Microbiology is complex and ever evolving, with challenges ranging from climate change resulting in environmental instability, to emerging diseases with antimicrobial resistance. Artificial intelligence (AI), which excels in analysis, pattern recognition, and generating novel ideas, can accelerate our understanding of microorganisms. It is crucial to leverage AI’s capabilities and advance at an unprecedented pace while also being conscious of the need for rigorous validation.

The benefits

AI systems are able to analyse and interpret vast amounts of microbiological data efficiently through training using extensive datasets containing genomic sequences, phenotypic data, and environmental information. Their machine learning algorithms enable pattern recognition and understanding of microbial species and behaviours in complex environmental settings. Leveraging this capacity, AI can extrapolate or interpolate values accurately, predicting microbial properties. As technology advances, AI processes will become even faster, enabling specific areas of microbiology to facilitate AI further with available datasets.

Traditionally, identification and characterisation of unknown microorganisms for potential health and industrial benefits can be time-consuming and limited in their ability to accurately classify microbes and identify their potentials. However, these drawbacks can be mitigated by analysing complex and vast amounts of genomic, genetic, and phenotypic data through AI at a scale and speed beyond human capabilities. Discovery of novel enzymes, valuable metabolites, and bioactive compounds such as antibiotics will also be a prospective area for AI to accelerate the drug discovery process and reduce the cost and time required for development. Moreover, using AI tools we can enhance the field of personalised medicine by enabling precision microbiomics. The human microbiome, consisting of trillions of microorganisms residing in and on our bodies, has been linked to various health conditions, including autoimmune diseases, obesity, and mental health disorders. By analysing multi- omics data, integrating genomics, transcriptomics, proteomics, and metabolomics to understand the intricate relationships between the microbiome and human health at a highly accurate level can pave the way for personalised interventions and therapies. These can in addition be tailored to an individual’s needs and unique microbiome composition in a short period of time.

The limitations

However, it is essential to acknowledge that there are also certain disadvantages and concerns about AI technology.

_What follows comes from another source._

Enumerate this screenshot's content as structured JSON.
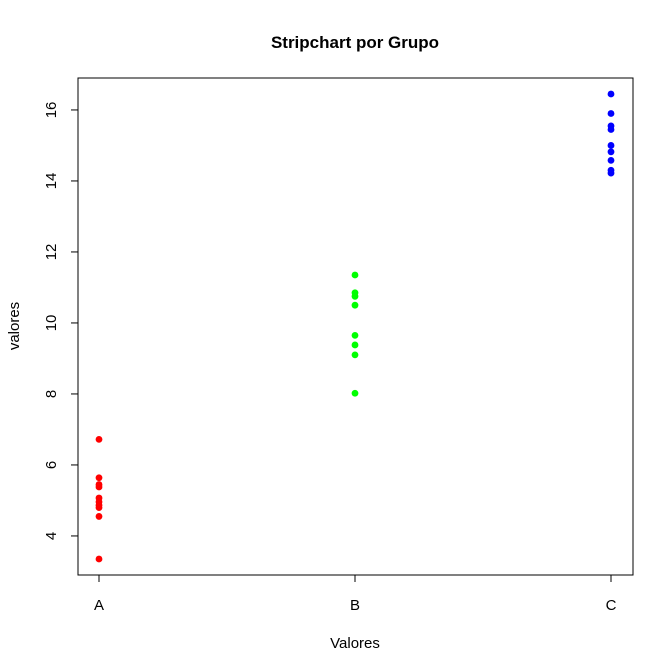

Arguably the biggest problem is the heavy reliance on high quality datasets with minimal inconsistencies and limitations, as these irregularities will show through in outputs. Additionally, AI algorithms may struggle with certain complexities inherent in microbiological data, such as high variability, though this may be resolved with more advanced training algorithms in the future. It is crucial to approach the integration of AI in microbiology with caution, due to the fact that while it is an astonishingly efficient tool, human supervision and regulation is mandatory.

The future

AI holds great promise in microbiology, providing powerful tools for handling accumulated data to accelerate research and aid in uncovering new insights in the complex world of microorganisms. While acknowledging its limitations and requirement for regulation, the integration of AI in microbiology has the potential to revolutionise the field, leading to advancements in infectious disease management, personalised medicine, and environmental microbiology, ultimately improving human health and our understanding of microbial ecosystems.